Sunday, 29 August 2010

Beach thistles

A beach is fun for people, but not so much for plants. You are growing in, basically, powdered glass, with almost no nutrients, what water there is is salty. And yet there are many plants growing on the beaches of the Restinga, the coastal strip of the Mata atlantica. One of the commonest is Cereus fernambucensis, the beach thistle.

Cacti are especially adapted to living in hot arid places. It's all about storing what water you can, and minimising loss, so thick succulent stems with no leaves to reduce surface area and evaporation, and a waxy coating. Cacti, like all plants, have to "breathe", but they are adapted to only do so at night, storing CO2 from the atmosphere for use in photosynthesis during the day.

Cereus fernambucensis takes this one step further and even flowers at night. This means it can't be pollinated by the usual suspects, but no problem, it relies on local hawk moths. Both win, the cactus being pollinated and the moths getting a good supply of nectar. Once pollinated, the white flowers form red seeds pods which eventually burst releasing black seeds.

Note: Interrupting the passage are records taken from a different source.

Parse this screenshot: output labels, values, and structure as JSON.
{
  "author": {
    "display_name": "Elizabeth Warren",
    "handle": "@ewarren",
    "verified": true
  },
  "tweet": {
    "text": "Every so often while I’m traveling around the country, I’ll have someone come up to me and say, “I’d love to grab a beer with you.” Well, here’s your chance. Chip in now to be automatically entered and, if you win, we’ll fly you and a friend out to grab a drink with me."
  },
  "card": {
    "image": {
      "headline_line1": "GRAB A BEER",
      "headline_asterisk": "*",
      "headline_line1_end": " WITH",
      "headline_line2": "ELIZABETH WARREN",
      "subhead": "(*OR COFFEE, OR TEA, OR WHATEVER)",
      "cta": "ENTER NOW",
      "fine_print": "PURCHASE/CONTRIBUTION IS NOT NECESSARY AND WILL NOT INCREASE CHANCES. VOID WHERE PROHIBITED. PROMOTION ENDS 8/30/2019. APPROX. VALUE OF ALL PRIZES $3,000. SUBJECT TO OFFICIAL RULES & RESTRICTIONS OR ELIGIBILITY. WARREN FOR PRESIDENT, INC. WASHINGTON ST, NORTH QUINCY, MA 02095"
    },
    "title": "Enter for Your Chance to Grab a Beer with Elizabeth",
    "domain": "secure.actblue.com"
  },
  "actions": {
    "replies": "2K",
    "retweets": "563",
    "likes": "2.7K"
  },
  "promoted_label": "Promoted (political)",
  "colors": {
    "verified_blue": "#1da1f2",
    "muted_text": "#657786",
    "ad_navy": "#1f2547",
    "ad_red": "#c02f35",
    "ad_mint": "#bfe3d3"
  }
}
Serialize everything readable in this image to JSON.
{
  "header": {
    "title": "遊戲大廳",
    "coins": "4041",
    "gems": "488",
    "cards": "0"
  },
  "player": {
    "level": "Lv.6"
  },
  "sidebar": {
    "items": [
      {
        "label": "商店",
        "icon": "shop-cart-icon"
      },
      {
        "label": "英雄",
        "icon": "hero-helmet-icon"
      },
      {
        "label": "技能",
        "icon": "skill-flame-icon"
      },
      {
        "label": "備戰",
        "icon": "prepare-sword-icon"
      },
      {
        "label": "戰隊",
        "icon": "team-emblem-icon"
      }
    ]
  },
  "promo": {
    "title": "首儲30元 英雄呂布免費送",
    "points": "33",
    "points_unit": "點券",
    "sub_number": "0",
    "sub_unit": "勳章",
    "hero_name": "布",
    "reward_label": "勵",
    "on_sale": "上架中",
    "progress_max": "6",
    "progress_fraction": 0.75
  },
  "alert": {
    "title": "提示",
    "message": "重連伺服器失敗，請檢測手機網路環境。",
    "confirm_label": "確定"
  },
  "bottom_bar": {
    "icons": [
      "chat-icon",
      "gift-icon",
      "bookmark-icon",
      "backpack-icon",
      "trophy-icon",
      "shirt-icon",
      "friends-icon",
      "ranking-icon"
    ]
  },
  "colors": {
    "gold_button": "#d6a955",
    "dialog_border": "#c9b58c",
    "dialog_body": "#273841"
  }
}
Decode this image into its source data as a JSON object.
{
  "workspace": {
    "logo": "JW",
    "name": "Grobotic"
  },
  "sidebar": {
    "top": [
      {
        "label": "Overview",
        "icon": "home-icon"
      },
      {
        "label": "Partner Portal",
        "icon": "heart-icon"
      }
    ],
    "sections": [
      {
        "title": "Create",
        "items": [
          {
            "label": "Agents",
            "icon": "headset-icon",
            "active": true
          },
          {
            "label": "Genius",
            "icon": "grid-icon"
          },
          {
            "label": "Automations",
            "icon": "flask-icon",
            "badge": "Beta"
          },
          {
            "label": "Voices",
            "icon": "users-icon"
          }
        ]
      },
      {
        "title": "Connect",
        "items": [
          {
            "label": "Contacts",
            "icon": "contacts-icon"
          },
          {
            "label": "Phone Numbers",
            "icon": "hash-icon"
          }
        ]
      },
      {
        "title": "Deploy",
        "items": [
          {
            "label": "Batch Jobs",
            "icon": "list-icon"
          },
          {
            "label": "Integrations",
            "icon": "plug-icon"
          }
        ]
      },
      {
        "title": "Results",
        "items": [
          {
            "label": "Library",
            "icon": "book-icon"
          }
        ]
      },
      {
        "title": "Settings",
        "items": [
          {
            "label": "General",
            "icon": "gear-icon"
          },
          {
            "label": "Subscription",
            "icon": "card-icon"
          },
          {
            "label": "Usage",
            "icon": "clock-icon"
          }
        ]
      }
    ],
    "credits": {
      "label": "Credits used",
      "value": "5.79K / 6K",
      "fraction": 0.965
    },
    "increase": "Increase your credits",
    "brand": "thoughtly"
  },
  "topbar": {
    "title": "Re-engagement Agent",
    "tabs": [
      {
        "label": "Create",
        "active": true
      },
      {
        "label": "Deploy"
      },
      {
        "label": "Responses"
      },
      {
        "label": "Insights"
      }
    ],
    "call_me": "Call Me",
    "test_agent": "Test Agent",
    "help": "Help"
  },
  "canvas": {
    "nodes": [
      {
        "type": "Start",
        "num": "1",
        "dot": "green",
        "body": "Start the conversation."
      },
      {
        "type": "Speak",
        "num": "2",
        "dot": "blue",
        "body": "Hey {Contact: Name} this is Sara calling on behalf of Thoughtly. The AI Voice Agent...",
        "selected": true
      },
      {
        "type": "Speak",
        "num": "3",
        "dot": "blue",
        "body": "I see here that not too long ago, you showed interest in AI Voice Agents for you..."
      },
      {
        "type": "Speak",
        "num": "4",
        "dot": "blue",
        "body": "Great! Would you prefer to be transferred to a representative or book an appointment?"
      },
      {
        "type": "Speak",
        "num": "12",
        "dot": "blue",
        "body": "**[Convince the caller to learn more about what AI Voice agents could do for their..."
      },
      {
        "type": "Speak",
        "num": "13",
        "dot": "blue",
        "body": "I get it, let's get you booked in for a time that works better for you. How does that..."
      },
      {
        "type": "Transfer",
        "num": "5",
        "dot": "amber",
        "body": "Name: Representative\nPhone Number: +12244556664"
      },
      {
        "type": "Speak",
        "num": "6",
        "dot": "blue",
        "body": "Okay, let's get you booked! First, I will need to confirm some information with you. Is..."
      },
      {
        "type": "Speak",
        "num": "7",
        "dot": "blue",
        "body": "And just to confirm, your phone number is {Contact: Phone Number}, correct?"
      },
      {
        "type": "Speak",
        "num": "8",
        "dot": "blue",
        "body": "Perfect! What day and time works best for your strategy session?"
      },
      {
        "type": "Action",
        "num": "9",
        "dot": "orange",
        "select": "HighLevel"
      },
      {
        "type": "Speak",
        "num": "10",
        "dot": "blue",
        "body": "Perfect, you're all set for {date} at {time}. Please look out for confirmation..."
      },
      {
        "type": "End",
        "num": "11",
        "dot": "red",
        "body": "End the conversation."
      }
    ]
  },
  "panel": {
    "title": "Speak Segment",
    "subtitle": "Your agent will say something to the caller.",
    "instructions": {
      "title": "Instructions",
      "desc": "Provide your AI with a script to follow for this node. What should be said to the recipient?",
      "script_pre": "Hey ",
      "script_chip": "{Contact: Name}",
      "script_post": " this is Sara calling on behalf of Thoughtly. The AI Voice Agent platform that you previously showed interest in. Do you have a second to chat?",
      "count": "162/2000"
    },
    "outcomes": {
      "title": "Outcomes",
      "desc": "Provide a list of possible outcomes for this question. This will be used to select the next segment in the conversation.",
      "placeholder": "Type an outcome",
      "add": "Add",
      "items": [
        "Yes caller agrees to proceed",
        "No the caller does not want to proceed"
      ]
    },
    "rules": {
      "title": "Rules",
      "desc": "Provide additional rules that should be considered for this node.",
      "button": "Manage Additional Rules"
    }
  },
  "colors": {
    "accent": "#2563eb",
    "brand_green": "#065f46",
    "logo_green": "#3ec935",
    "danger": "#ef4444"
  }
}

A little less mutually beneficial is an association with the local skinks, Mabuya agilis, which mostly run around in leaf litter catching and eating insects and spiders. Cereus makes a good perch for catching the suns rays and warming their little bodies, but even more so in the afternoon when the sun is low and the air is starting to cool. Heat absorbed by the cacti means they act as radiators, and skinks climb up the stems and absorb the heat directly.

Cereus would be a tempting source of succulent flesh it were not so fearsomely armoured with spines. But it has another enemy to cope with, fire. The restinga is baked dry by the sun, and fanned by winds off the south Atlantic, and fires are not uncommon. Even here Cereus toughs it out, being one of the first plants to regenerate on burnt restinga. The one thing it can't cope with is cold, suffering at temperatures below 10 C, which restricts the southern part of it's range.

A beach is not a healthy place to live, but as Robinson Crusoe found, if you are tough and adapt, a living can be made.

I would like to acknowledge the help of Helio Pacheco Filho in the preparation of this article.

Friday, 20 August 2010

Witches of the tropical night sky

At certain times of the year, normally around December and January, it´s not uncommon to see "bats" fluttering through the night, and circling street lights. It´s only when they enter your apartment that you realise that they are huge moths, "bruxas". Bruxa means "witch" and this matches the English name, the "Black witch moth" and in deed the size of the moths has impressed many peoples, so that in French it is "La Sorcière Noire" (the Black Witch) and in Spanish, "Mariposa de la Muerte" (the Moth of Death!). The Mayans, with rather more humour, call them "Mah-Ha-Na", or "May I borrow your house", an allusion to their habit of entering houses, and the way they make their presence felt when they are there!

In fact, although Ascalapha odorata is large (up to 16cm) it is completely harmless. Indeed they can actually be eaten, well the larvae. They are especially a delicacy in Mexico and feature prominently in a book by Professor Julietta Ramos Elorduy on edible insects, which includes a recipe for "Black witch fondue". According to another source they have the taste of herring.

Ascalapha are found from the southern USA to Rio Grande do Sol in Brazil, and they are, not unnaturally, strong fliers, migrating through their range. The adult males and females can be distinguished by a pale stripe across the wings of the females and feed on fruit, though unlike some moths they cannot penetrate the skin and have to feed on rotten or damaged fruits. The huge larvae (up to 7cm) feed on leaves, and can be a pest of figs and mesquite.

It is not just humans who can eat then, adults make a tasty meal for bats too. Ascalapha is not without defences though. Bats hunt by echo location, or radar, and Ascalapha has the ability to tune it´s ears to the particular frequency of local bats and take evasive action when they are close.
So this is the Black Witch Moth, not dangerous, but magic in it's own way.